His savings were gone. The remaining money tied to his business was no longer available. Suddenly, the woman realized she might have to cover everything: the full rent, all the bills, groceries, her son’s needs, and a lifestyle they had only chosen because she believed he could keep paying his share.
She told him she was upset.
His response was that she had been fine when there was money and now only cared because there was not.
That stung because she did not see it that way at all. The money mattered, but the bigger issue was that he had hidden the truth until the situation became her emergency. He had not made a plan. He had not seriously looked for work. He had not restarted the business. He had let her believe things were fine while she kept making financial decisions around that belief.
After reading comments, she pushed harder.
She asked for proof of discrepancies and told him the marriage could not continue if he would not be transparent. At first, he got upset. Then more information came out. He was reportedly dealing with IRS problems because his brother had stolen his identity and opened businesses in other states. There were other serious issues too, enough that she spoke with a lawyer, an accountant, and two of the brother’s exes. She described the brother as a lost cause.

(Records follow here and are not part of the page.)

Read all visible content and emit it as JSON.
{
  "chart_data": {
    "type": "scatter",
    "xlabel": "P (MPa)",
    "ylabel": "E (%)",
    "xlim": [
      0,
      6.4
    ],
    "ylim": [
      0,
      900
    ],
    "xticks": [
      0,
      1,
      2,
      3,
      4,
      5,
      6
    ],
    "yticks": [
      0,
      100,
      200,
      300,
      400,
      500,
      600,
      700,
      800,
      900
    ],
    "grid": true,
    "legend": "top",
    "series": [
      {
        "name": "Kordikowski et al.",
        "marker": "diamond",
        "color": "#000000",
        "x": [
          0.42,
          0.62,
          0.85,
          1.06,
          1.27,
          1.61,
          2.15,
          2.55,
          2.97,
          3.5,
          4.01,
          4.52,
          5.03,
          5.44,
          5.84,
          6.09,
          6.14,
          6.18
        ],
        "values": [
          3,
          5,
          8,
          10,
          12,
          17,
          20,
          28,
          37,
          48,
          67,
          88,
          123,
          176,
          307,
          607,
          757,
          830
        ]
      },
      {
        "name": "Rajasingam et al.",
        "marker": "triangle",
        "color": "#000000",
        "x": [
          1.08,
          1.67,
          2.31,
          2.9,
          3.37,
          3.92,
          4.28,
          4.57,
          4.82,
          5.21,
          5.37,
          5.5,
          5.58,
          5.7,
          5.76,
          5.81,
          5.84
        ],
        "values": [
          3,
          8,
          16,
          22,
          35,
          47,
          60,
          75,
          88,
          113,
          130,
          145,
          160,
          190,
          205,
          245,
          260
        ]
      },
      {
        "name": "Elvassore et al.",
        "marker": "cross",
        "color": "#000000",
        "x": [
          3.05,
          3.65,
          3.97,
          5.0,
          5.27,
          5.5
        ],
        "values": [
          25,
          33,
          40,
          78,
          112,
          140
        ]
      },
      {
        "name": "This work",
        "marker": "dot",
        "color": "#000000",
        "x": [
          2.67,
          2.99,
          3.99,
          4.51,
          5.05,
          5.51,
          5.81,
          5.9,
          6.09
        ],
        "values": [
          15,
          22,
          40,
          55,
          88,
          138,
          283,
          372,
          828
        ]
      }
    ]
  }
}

That explained part of the mess.
It did not excuse the way her husband had handled it.
She was willing to support him through a difficult situation, but not while he sat back and let her solve everything. She told him clearly that he needed to start fixing the problem, not wait for her to do it. When they met with professionals and made a plan, he became upset again.
That was when she drew the line.
She gave him one month to find a job or some realistic financial solution. She also told him he needed to go back to the gym or a sport, find a hobby, make friends, and stop making her his entire world. She wanted time with her son, time with herself, and time with friends without feeling like she was carrying another adult emotionally and financially.
The age gap had already made people raise eyebrows, and the update only made that worse. Commenters pointed out that he had moved quickly into her home, developed a strong bond with her son, closed his business, stayed home, and then revealed after marriage that he had no real money left.
The woman did not deny she had missed red flags. She said she took responsibility for her own choices. But she also felt played because he had presented himself as someone stable, independent, active, and capable. Now, only months into marriage, she felt like she had come home to a stranger.
She was not ready to walk away that minute.
But she was no longer willing to carry the whole thing quietly.
By the end, she was protecting herself and her son legally, working with professionals, and waiting to see whether her husband would actually take responsibility or keep drifting while she cleaned up the wreckage.
Commenters were split, but many agreed the hidden finances were the real problem. Several said hard times happen in marriage, but hiding the collapse until one partner suddenly has to cover everything is a major breach of trust.
A lot of people were critical of the woman too. They said she moved too fast with someone she was not fully comfortable living with and should have demanded clear financial answers before marriage, especially with a child involved. Others pushed back, pointing out that she had asked repeatedly and he kept assuring her everything was handled.
The “masculine energy” comments drew heavy criticism. Many commenters said she seemed to be describing basic adult competence but tying it to gender in a way that made people uncomfortable. Some said she needed to unpack why she equated responsibility, drive, and independence with being a “real man.”
Still, even people who disliked her wording often agreed on the core issue: he needed to participate in fixing the crisis. Cooking and cleaning mattered, but that was not the life plan they agreed to, and it did not solve hidden debt, IRS issues, or a household budget that no longer worked.